一言でいえばかっこよかった。前任の望海さんがこの役で大劇場の役付きがステップアップして今に至るのを多くの人は知っているわけで、というか当時花担な私は死ぬほどよく知っているわけで、プレッシャーは大きいと思うし今もあると思う。泥水すすって生きてきたようにはならないと思っていたし、望海さんの劇画調の芝居と似たところがないのは望海さんを十分に見た側からすると分かり切っていたので、でもじゃあどうするかというと桜木ファン研1なので分からない状態で観に行った。
私もお二人をなぞるのではなく自分なりの色で染めていきたいですね。お稽古の中で小池先生が新しいエッセンスを加えて下さっているので、お客様にもまた違った見方をして頂けるのではないかと。
このパンフレットの文言を読みながら、何を加えたか分かればいいけどという不安で一杯になった。役者のプレッシャーじゃなく自分の理解力への不安なのはさておいて。
新しいエッセンスは簡単にまとめると、ダイアナとの関係の簡略化(ビジネスパートナー感を出すためにファーストネームを呼ばない)、テスはのし上がる手段でもあるけれど一応女性としての認識はあり恋愛要素がある(キスシーンが増えた)、スーツが青、ベネディクト側もチーム戦(ラストのネバーギブアップの一言)といったところ。
青系スーツのおかげかスタイリッシュでむやみやたらに努力はしないけれど切り替えも早い頭のいい人な印象。黒塗りも初日近辺やスチールではかなり濃かったけれど、現在は少し濃いかなぐらい。髪型も二本の短い束があったのが、多めの一本の束が降りる仕様になっていてかっこいい。

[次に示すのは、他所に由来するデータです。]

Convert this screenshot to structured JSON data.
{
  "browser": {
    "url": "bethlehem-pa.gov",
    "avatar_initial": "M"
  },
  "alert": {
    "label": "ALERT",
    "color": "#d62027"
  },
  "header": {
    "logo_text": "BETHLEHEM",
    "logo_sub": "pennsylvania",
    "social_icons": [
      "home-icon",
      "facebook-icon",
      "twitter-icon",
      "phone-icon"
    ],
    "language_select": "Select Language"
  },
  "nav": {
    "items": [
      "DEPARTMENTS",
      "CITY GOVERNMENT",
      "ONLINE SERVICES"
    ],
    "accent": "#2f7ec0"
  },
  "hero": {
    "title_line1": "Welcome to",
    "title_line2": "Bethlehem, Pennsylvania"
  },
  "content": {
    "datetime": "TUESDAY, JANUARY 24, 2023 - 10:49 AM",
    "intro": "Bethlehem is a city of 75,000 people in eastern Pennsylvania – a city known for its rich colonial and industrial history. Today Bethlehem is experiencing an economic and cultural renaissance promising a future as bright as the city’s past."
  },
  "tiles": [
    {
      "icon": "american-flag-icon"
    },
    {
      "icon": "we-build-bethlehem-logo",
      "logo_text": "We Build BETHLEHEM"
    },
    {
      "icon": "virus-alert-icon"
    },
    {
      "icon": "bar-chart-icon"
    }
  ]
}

おすすめシーンは若テス登場前に呼びに来た美月テーラーを顎で使うところと夢を売る男のラストで暗転前に「俺は夢を売る男」(取り出した指輪にキス)とですかね。一幕終わりの「JACKPOT」と耳にささやくところ(一瞬だから見逃すな)二幕のテスの部屋でのキスを拒まれた顔、「ナイチンゲールだ、はばたくぞ」の無邪気な顔ですかね。多いな。
あとは宙組の環境で前任二人よりもスポットライトに近いところにいたジェンヌとしての育成環境の違いはやっぱり役にも出ていて、おもしろかった。
ジェンヌの育て方論みたいな話しちゃうけど前二人が血の滲むような這い上がり(タイプはちがうことはわかってるがあえてまとめる)をみせたのに比べて、今回のしあがった感じは薄いなあとは思った。よくもわるくも。努力してないとかではなく評価の具合の話。それを生かした出来る男感のある役作りだった
— 菜都希 (@th07th) 2019年4月20日
あと前は登場から悪人オーラすごくて本当にテス好き?って感じを受けてたから、今回はテス好きなんだあ!みたいな謎の発見がある。ダニーに指摘されてから悪人かしら?って思う感じでテスと同じ時系列で芝居をたどることができる。
— 菜都希 (@th07th) 2019年4月20日
とりあえずイケコが宙組版に加えたエッセンスはなんとなく読み取れたような気がしたので、あとは東京公演での変化を楽しみにしたい。
後フィナーレのリップ濃くない!?問題については引き続き検証していきたいなと思っています。